Водитель вёл машину уверенно, но периодически посматривал в салонное зеркало заднего вида. Скорее всего, получил от папы Ники указание следить, чтобы у меня руки были в карманах.
— Ну что, Лёш… Как оно там, на Ближнем Востоке? — спросила Вероника, придвинувшись ближе.
Водитель в этот момент даже поправил зеркало, чтобы быть настороже.
Я пожал плечами, чуть дёрнуло в боку, но терпимо. Некоторое время фантомные боли останутся, а так рана практически зажила.
— По-разному. Жив остался и, слава богу.
— Думаешь, надолго в Союзе останешься? — спросила она мягко.
— Не знаю, — честно ответил я.
Она кивнула. За окном промелькнул ларёк «Союзпечать» и толпа на остановке, поджидающая «Икарус».
— Что? — спросил я, видя на себе взгляд девчонки.
— Ничего. Просто Москва такая же, как и была раньше. А у тебя глаза аж блестят!
Я снова пожал плечами. Знала бы она, насколько в будущем столица стала другой. Может тогда бы поняла, почему я с таким любопытством оглядываюсь и цепляю взглядом за любую мелочь.
Вдруг понял, что даже точно не помню, где живу. Куда ехать? Как выглядит дом? Но водитель вёл автомобиль уверенно. Значит, знал, где я живу. Возможно, Вероника даже бывала в гостях. Адрес она даже не спрашивала.
— А сестра в курсе, что ты вернулся? — спросила девушка.
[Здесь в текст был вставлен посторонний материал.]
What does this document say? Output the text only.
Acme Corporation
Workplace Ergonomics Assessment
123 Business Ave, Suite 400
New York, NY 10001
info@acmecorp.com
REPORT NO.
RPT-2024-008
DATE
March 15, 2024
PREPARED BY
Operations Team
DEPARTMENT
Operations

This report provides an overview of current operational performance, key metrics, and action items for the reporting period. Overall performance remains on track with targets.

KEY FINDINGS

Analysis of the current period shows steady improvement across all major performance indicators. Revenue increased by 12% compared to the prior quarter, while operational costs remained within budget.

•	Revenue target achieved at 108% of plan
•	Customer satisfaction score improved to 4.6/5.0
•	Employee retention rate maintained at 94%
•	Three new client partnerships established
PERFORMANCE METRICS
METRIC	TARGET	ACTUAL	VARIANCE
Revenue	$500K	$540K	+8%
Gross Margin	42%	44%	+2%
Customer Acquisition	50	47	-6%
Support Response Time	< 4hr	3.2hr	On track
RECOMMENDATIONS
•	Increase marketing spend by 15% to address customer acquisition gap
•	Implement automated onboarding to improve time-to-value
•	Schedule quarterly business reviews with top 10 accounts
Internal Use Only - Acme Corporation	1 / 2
— Не-а, — ответил я, вспоминая, что совершенно забыл, что у меня есть сестра.
— Наверное, рада будет, до потолка будет прыгать, что вернулся! Она тебя сильно любит!
Мы ещё поболтали о том о сём, и примерно через полчаса машина мягко затормозила у подъезда, который я всё-таки смутно вспомнил. Панелька, третий подъезд.